The Open Compute Project Foundation (OCP) has launched a new Optical Circuit Switching (OCS) Subproject aimed at accelerating the adoption of photonic switching technologies in AI data centers. Co-led by iPronics and Lumentum, the subproject brings together industry players including Google, Microsoft, Coherent, Lumotive, nEye, Oriole Networks, and POLATIS (HUBER+SUHNER) to develop open, interoperable solutions for high-bandwidth, low-latency networking.
Unlike traditional electronic switches, OCS relies on photonic circuits to route data, offering improved energy efficiency and reduced latency. The project aims to deliver compact, fast-reconfigurable optical switching that supports AI clusters running generative AI and large language models. Google, a long-time adopter of OCS in its Jupiter/AI network architectures, will contribute by helping define standard APIs and software interfaces leveraging gNMI, gNOI, gNSI, and OpenConfig.

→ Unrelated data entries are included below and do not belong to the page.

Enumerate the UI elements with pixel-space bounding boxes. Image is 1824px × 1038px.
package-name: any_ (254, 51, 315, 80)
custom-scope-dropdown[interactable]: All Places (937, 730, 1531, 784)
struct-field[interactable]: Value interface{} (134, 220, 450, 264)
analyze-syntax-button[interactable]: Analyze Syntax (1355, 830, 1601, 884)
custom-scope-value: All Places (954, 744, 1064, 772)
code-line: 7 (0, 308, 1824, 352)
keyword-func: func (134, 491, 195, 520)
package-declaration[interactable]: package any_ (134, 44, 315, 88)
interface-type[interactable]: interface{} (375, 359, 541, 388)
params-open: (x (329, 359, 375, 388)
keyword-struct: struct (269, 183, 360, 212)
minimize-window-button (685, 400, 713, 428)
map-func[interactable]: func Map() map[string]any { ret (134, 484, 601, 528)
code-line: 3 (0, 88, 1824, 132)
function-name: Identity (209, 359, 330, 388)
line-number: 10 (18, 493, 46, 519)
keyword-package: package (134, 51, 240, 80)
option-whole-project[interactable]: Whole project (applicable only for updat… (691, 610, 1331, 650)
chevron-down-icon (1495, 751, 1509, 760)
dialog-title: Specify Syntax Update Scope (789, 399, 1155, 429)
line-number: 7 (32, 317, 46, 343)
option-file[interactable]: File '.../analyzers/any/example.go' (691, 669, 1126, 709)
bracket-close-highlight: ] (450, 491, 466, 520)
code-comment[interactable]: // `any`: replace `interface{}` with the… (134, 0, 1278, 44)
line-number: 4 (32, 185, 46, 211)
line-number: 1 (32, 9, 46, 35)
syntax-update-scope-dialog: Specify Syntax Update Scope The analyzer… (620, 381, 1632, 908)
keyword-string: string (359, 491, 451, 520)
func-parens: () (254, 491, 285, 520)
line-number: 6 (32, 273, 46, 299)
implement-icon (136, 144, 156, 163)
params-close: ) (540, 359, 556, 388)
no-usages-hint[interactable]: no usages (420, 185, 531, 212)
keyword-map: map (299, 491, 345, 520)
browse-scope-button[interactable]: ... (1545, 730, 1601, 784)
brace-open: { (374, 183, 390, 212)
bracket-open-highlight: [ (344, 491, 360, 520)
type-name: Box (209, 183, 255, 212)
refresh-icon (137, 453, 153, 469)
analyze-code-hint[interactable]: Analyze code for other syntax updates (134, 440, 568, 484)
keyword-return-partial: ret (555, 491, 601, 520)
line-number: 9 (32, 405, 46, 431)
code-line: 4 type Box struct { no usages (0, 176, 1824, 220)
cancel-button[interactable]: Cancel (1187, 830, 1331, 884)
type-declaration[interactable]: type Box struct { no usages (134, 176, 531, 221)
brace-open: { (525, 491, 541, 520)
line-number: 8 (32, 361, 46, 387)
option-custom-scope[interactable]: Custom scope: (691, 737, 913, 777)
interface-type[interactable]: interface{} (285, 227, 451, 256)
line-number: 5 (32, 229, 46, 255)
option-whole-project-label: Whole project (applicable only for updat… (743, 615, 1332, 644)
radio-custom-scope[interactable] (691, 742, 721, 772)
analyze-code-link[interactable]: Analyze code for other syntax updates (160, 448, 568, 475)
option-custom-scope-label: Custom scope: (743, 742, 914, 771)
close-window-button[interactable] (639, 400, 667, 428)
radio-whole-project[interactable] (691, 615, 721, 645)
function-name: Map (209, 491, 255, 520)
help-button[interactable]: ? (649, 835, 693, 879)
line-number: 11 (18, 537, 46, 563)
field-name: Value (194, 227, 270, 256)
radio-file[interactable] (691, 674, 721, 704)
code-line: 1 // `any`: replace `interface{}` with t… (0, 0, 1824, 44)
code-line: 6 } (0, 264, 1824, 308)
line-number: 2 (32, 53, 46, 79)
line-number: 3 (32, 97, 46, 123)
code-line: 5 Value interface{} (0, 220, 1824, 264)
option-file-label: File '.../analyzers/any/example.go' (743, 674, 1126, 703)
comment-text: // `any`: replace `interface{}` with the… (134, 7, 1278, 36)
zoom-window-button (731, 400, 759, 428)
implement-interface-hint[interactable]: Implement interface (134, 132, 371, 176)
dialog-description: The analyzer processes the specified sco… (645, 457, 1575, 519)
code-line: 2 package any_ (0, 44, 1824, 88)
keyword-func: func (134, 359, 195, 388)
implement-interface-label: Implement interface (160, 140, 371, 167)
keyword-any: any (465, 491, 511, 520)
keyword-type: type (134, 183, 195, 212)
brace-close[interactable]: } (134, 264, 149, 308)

The initiative will make its public debut at the OCP APAC Summit in Taipei on August 5–6, in a joint track with the IOWN Global Forum. OCP and IOWN leaders emphasized the importance of ecosystem collaboration in making sustainable, scalable, and energy-efficient infrastructure a reality for hyperscale AI workloads.
- OCS Subproject launched under Open Compute Project Foundation
- Co-led by iPronics and Lumentum with support from Google, Microsoft, Coherent, Lumotive, and others
- Focus on photonic switching to improve AI cluster efficiency and scalability
- Google highlights role of OCS in its TPU-based networks and Project Apollo
- Integration with software frameworks such as gNMI, gNOI, gNSI, OpenConfig
- First public presentation scheduled for OCP APAC Summit, August 5–6 in Taipei
“The Open Compute Project offers a unique chance to democratize access and drive the development of open, scalable solutions that meet evolving market needs and shape the future of computing,” said Daniel Pérez-López, cofounder and CTO at iPronics.
🌐 Tech Explainer: What Is Optical Circuit Switching (OCS) and Why It Matters for AI Infrastructure
Optical Circuit Switching (OCS) is an emerging class of photonic networking technology designed to bypass traditional electrical packet switching in data centers. Rather than converting optical signals to electrical and back again, OCS routes data entirely in the optical domain using tunable or reconfigurable photonic paths. This results in significantly lower latency, higher throughput, reduced power consumption, and better scalability—key attributes for next-generation AI and high-performance computing (HPC) clusters.
OCS vs. Traditional Switching:
- Packet Switching: Dominant in today’s data centers; involves optical-electrical-optical (OEO) conversion, adding latency and power draw.
- Optical Circuit Switching: Establishes dynamic optical paths between endpoints with no OEO conversion, making it ideal for large-scale, high-volume data transfers typical of AI model training and inference.
Google’s Approach to OCS:
Google has been an early and prominent adopter of OCS within its internal networking architecture. Under its Project Apollo, Google deploys OCS in tandem with its Jupiter/AI networks to optimize interconnect bandwidth among TPU clusters.
Key Industry Developments:
- Coherent Corp has unveiled optical switches digital liquid crystal technology.
- iPronics is commercializing a general-purpose programmable photonic switch based on its SmartLight silicon photonic chip. Unlike fixed-function optical switches, SmartLight allows users to dynamically control switch behavior via software, supporting evolving AI workloads and hybrid topologies.
- Intel, through its silicon photonics group, has introduced OCS reference designs using optical phased arrays (OPA) and low-loss silicon nitride waveguides. Intel aims to bring reconfigurable optical mesh networks to AI training fabrics, where deterministic latency and bandwidth guarantees are essential.
- Lumentum, a co-leader of the OCP OCS Subproject, continues to invest in scalable, low-power OCS platforms based on MEMS.
🌐 Why It Matters: OCS represents a paradigm shift in how networks handle AI workloads. By eliminating electrical bottlenecks and enabling dynamic, high-throughput optical paths, OCS can significantly reduce energy per bit and enable the scale-out needed for trillion-parameter models. As more hyperscalers and vendors commit to open interfaces and collaborative development, OCS may soon become a foundational element of the AI data center stack.